R-squared (R2) Score for Training Data: 0.999999999998265
R-squared (R2) Score for Validation Data: 0.6557134839536438


In [51]:
# Create an estimator using a pipeline with data preprocessing steps (scaling, dimension reduction) and KNeighborsRegressor as the model.
estimators = [
    ('scaling', StandardScaler()),
    ('reduce_dim', PCA()),
    ('model', KNeighborsRegressor())
]

pipe = Pipeline(estimators)

# Define the hyperparameter search space
param_dist = [
    {
        'scaling': [StandardScaler(), RobustScaler(), MinMaxScaler()],
        'reduce_dim': [PCA()],
        'reduce_dim__n_components': [1, 100, 10],
        'model': [KNeighborsRegressor()],
        'model__n_neighbors': [3, 10, 30, 50],
        'model__weights': ['uniform', 'distance'],
        'model__leaf_size': [10, 50, 100],
        'model__n_jobs': [-1]
    }
]

# Perform a randomized search with cross-validation
random_search = RandomizedSearchCV(
    estimator=pipe,
    param_distributions=param_dist,
    n_iter=10,
    cv=5,
    verbose=2,
    n_jobs=-1
)

# Fit the grid search to the training data
random_search.fit(X_train_all_merged, y_train)

# Get the best estimator
best_estimator = random_search.best_estimator_

# Make predictions on the training data and validation data using the best estimator
y_pred_train_KNN_estimator = best_estimator.predict(X_train_all_merged)
y_pred_val_KNN_estimator = best_estimator.predict(X_val_all_merged)

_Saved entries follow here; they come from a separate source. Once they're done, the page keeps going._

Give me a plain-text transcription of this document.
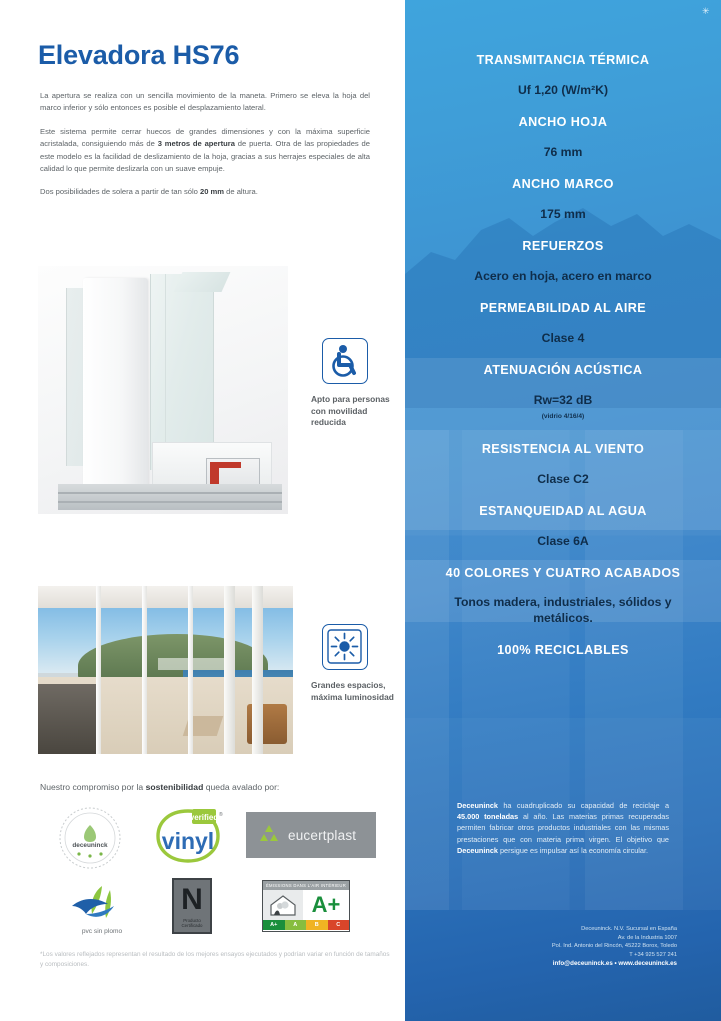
Elevadora HS76

La apertura se realiza con un sencilla movimiento de la maneta. Primero se eleva la hoja del marco inferior y sólo entonces es posible el desplazamiento lateral.

Este sistema permite cerrar huecos de grandes dimensiones y con la máxima superficie acristalada, consiguiendo más de 3 metros de apertura de puerta. Otra de las propiedades de este modelo es la facilidad de deslizamiento de la hoja, gracias a sus herrajes especiales de alta calidad lo que permite deslizarla con un suave empuje.

Dos posibilidades de solera a partir de tan sólo 20 mm de altura.

Apto para personas con movilidad reducida
Grandes espacios, máxima luminosidad
Nuestro compromiso por la sostenibilidad queda avalado por:
deceuninck
verified
vinyl
®
eucertplast
pvc sin plomo
N
Producto Certificado
ÉMISSIONS DANS L'AIR INTÉRIEUR
A+
A+	A	B	C
*Los valores reflejados representan el resultado de los mejores ensayos ejecutados y podrían variar en función de tamaños y composiciones.
✳
TRANSMITANCIA TÉRMICA
Uf 1,20 (W/m²K)
ANCHO HOJA
76 mm
ANCHO MARCO
175 mm
REFUERZOS
Acero en hoja, acero en marco
PERMEABILIDAD AL AIRE
Clase 4
ATENUACIÓN ACÚSTICA
Rw=32 dB
(vidrio 4/16/4)
RESISTENCIA AL VIENTO
Clase C2
ESTANQUEIDAD AL AGUA
Clase 6A
40 COLORES Y CUATRO ACABADOS
Tonos madera, industriales, sólidos y metálicos.
100% RECICLABLES
Deceuninck ha cuadruplicado su capacidad de reciclaje a 45.000 toneladas al año. Las materias primas recuperadas permiten fabricar otros productos industriales con las mismas prestaciones que con materia prima virgen. El objetivo que Deceuninck persigue es impulsar así la economía circular.
Deceuninck. N.V. Sucursal en España
Av. de la Industria 1007
Pol. Ind. Antonio del Rincón, 45222 Borox, Toledo
T +34 925 527 241
info@deceuninck.es • www.deceuninck.es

# Calculate the R-squared (R2) score for both training and validation data
r2_train_KNN_estimator = r2_score(y_train, y_pred_train_KNN_estimator)
r2_val_KNN_estimator = r2_score(y_val, y_pred_val_KNN_estimator)

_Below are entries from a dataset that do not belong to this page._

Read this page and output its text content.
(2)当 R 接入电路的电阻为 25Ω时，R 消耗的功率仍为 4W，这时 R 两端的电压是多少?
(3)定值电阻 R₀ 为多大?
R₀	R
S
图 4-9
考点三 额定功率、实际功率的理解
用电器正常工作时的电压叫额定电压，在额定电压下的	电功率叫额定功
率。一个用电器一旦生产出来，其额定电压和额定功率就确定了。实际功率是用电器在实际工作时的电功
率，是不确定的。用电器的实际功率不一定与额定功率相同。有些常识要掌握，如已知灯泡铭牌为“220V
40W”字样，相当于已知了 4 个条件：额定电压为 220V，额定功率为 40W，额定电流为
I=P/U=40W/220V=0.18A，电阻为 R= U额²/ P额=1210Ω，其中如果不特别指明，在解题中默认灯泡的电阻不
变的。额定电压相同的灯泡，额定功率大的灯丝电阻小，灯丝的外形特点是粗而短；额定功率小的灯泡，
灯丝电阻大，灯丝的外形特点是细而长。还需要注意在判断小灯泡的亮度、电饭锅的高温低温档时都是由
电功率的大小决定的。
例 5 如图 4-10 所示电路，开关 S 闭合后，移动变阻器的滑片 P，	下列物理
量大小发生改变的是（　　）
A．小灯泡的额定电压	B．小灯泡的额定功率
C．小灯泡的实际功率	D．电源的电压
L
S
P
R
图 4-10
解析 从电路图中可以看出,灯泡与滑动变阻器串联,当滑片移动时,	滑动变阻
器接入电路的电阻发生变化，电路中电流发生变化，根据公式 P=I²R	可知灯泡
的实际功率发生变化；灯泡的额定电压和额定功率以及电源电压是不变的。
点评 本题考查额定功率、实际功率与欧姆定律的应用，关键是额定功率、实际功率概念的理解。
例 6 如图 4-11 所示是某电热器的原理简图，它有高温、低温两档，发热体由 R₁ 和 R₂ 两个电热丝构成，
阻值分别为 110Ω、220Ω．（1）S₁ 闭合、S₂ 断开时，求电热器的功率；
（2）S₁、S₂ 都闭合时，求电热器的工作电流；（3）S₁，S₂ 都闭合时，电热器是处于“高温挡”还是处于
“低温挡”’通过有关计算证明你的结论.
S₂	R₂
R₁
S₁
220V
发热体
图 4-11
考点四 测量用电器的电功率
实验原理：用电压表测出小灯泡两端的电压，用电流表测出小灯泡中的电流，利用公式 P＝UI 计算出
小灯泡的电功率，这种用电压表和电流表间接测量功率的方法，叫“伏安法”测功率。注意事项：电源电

Fitting 5 folds for each of 10 candidates, totalling 50 fits


In [52]:

print(f"R-squared (R2) score on the training data: {r2_train}")
print(f"R-squared (R2) score on the validation data: {r2_val}")

# Get the best parameters and best estimator
print("Best Parameters:", random_search.best_params_)
print("Best Estimator:", best_estimator)

R-squared (R2) score on the training data: 0.4324375063562932
R-squared (R2) score on the validation data: 0.18754913702653375
Best Parameters: {'scaling': RobustScaler(), 'reduce_dim__n_components': 1, 'reduce_dim': PCA(n_components=1), 'model__weights': 'distance', 'model__n_neighbors': 10, 'model__n_jobs': -1, 'model__leaf_size': 10, 'model': KNeighborsRegressor(leaf_size=10, n_jobs=-1, n_neighbors=10, weights='distance')}
Best Estimator: Pipeline(steps=[('scaling', RobustScaler()),
                ('reduce_dim', PCA(n_components=1)),
                ('model',
                 KNeighborsRegressor(leaf_size=10, n_jobs=-1, n_neighbors=10,
                                     weights='distance'))])
[CV] END model=Lasso(), model__alpha=0.1, reduce_dim=PCA(), reduce_dim__n_components=1, scaling=StandardScaler(); total time=   0.3s
[CV] END model=Lasso(), model__alpha=0.1, reduce_dim=PCA(), reduce_dim__n_components=1, scaling=MinMaxScaler(); total time=   0.4s
[CV] END model=Lasso(), mode

### Conclusion

The analysis reveals that none of the models achieved a satisfactory level of performance in capturing the underlying patterns within the variance of the data, whether applied to the training dataset or the validation dataset. This outcome is particularly noteworthy, given that one of the model features was "Assessed Value," which, in principle, should exhibit a correlation with the sale price. Had any of the models exhibited significant R-squared (R^2) values, the subsequent steps would have entailed further refinement and optimization, possibly including ensemble techniques such as model bagging.